Few studies have investigated factors associated with longer TTT. In the present study, longer TTT was noted in males (median, 60 vs. 54 days, p = 0.013) and the VA cohort (median, 67 versus 55 days, p = 0.001), while shorter TTT was noted in older patients (p = 0.027) and patients with higher KPS (p = 0.002). On multivariable analysis, higher KPS (HR= 0.962, 95% CI 0.937- 0.987, p = 0.003) remained associated with shorter TTT. Thus, the dominant factor affecting TTT in this study was performance status.
Although the current study did not show any benefit with shorter TTT, ,it is still important to initiate treatment with RT as soon as possible after diagnosis because of the presence of symptoms, patient anxiety and many other reasons of patients with lung cancer.
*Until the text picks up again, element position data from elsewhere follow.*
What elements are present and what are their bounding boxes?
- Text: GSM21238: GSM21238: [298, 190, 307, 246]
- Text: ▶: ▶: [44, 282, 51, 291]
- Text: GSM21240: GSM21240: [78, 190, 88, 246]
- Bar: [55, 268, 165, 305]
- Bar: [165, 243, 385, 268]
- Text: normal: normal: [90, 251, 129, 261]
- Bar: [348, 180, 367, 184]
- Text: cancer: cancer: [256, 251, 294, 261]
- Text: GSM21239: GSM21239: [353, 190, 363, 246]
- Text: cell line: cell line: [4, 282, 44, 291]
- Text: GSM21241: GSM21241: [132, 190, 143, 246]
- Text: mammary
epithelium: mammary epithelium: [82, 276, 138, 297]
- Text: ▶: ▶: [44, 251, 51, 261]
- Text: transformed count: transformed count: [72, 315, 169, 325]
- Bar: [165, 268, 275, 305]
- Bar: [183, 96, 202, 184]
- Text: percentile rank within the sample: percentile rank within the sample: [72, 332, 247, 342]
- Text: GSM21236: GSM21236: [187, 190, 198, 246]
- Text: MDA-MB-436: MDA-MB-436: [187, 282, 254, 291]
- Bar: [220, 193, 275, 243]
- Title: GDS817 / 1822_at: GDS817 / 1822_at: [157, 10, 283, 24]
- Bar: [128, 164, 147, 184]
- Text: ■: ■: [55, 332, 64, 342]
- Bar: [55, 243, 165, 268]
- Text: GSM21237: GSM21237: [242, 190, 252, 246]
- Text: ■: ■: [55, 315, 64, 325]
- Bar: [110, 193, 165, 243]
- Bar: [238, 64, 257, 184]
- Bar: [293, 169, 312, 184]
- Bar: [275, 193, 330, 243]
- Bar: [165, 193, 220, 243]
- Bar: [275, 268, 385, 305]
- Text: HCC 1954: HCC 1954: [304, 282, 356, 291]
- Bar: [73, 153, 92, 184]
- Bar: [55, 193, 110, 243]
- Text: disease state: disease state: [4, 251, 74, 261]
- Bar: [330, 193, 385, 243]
As such, there are many recommendations regarding optimal limits on TTT. The Swedish Lung Cancer Study Group (11) recommends that 80% of all patient diagnostic tests should be completed within 4 weeks from consultation with a specialist and that treatment should start within 2 weeks of diagnosis. Canadian recommendations (25) specify a maximum of 4 weeks between the first visit to a general practitioner and diagnosis and less than 2 weeks from diagnosis to surgery. The British Thoracic Society recommends the following maximal times from first visit to a respiratory specialist to specific treatments: 8 weeks for thoracotomy, 4 weeks for definitive RT, and 2 weeks for palliative RT (26). However, no evidence-based recommendations exist for TTT for combined modality treatments for stage III NSCLC.
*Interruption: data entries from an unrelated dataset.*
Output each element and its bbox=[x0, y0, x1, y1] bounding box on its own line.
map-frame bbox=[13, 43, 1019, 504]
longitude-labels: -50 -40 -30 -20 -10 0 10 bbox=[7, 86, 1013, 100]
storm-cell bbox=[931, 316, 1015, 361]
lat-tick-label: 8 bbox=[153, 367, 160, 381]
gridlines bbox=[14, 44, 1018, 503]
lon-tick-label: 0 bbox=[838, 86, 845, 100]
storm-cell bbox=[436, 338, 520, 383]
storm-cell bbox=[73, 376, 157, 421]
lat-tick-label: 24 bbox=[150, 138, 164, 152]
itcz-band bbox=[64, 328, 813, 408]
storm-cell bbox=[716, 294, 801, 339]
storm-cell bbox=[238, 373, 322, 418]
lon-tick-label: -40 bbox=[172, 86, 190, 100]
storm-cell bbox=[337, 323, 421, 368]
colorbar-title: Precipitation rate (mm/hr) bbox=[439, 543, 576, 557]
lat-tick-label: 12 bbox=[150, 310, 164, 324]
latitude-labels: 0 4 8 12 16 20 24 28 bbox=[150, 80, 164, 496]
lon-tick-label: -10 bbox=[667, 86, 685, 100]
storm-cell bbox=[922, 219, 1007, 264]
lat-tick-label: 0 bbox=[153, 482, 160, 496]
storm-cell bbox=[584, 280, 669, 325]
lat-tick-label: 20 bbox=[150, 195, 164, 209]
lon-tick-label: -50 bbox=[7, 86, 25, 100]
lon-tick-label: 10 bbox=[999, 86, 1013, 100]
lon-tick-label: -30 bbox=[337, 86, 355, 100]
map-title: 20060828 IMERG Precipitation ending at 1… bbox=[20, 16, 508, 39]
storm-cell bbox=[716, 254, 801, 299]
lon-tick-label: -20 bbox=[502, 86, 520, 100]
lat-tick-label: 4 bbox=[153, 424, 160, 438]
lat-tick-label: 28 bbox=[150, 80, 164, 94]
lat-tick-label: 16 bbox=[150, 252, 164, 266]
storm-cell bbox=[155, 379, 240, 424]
There are several limitations of the current study. First, it represents the experience in two different health systems and patient populations. Due to non-uniform clinical conditions and the presence of other confounding factors, the possible effects of TTT may have been obscured. Second, the study may be underpowered to detect relatively small differences in outcomes. Third, the standard of care for treatment and staging of NSCLC evolved over the duration of this study, with more recent patients being staged with PET and more frequently treated with combined chemoradiation. Fourth, retrospective studies are always hypothesis generating and should be validated in prospective cohorts before definitive conclusions can be drawn.
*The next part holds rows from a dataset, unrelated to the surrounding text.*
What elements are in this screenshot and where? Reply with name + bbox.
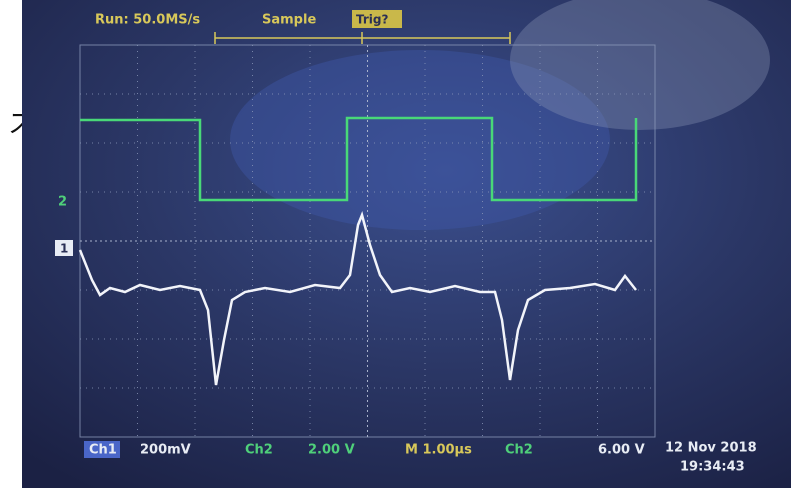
time: 19:34:43 bbox=[680, 460, 745, 475]
trigger-status: Trig? bbox=[356, 13, 388, 27]
page: {"side_text": "ス", "top_bar": {"run": "R… bbox=[0, 0, 791, 488]
ch2-label: Ch2 bbox=[245, 443, 273, 458]
run-status: Run: 50.0MS/s bbox=[95, 13, 200, 28]
date: 12 Nov 2018 bbox=[665, 441, 757, 456]
trigger-level: 6.00 V bbox=[598, 443, 645, 458]
timebase: M 1.00µs bbox=[405, 443, 472, 458]
ch2-marker: 2 bbox=[58, 195, 67, 210]
acq-mode: Sample bbox=[262, 13, 316, 28]
ch2-scale: 2.00 V bbox=[308, 443, 355, 458]
scope-photo: ス Run: 50.0MS/s Sample Trig? 2 1 Ch1 200… bbox=[0, 0, 791, 488]
ch1-scale: 200mV bbox=[140, 443, 191, 458]
ch1-marker: 1 bbox=[60, 242, 68, 256]
trigger-source: Ch2 bbox=[505, 443, 533, 458]
ch1-label: Ch1 bbox=[89, 443, 117, 458]
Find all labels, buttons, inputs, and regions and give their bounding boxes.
In summary, this study assessed the effect of TTT on overall survival in a cohort of patients with stage IIIA/B NSCLC receiving modern treatment regimens. Overall, there was no significant effect of TTT on overall survival. However, longer TTT may increase the risk of death in long-terms survivors. Higher KPS is significantly correlated with shorter TTT and KPS is a confounding factor for OS in this group of patients, while younger age, male gender, and treatment in the VA Healthcare System may be associated with longer TTT. Future prospective studies are needed to establish optimal TTT guidelines in patients receiving chemoradiation for stage III NSCLC.
Acknowledgments
This work was partially supported by the Pardee Foundation and a Career Developmental Award from American Society of Clinical Oncology. We express our gratitude to all our patients. We also thank Brady T. West of the Center for Statistical Consultation and Research for his expertise on data analysis.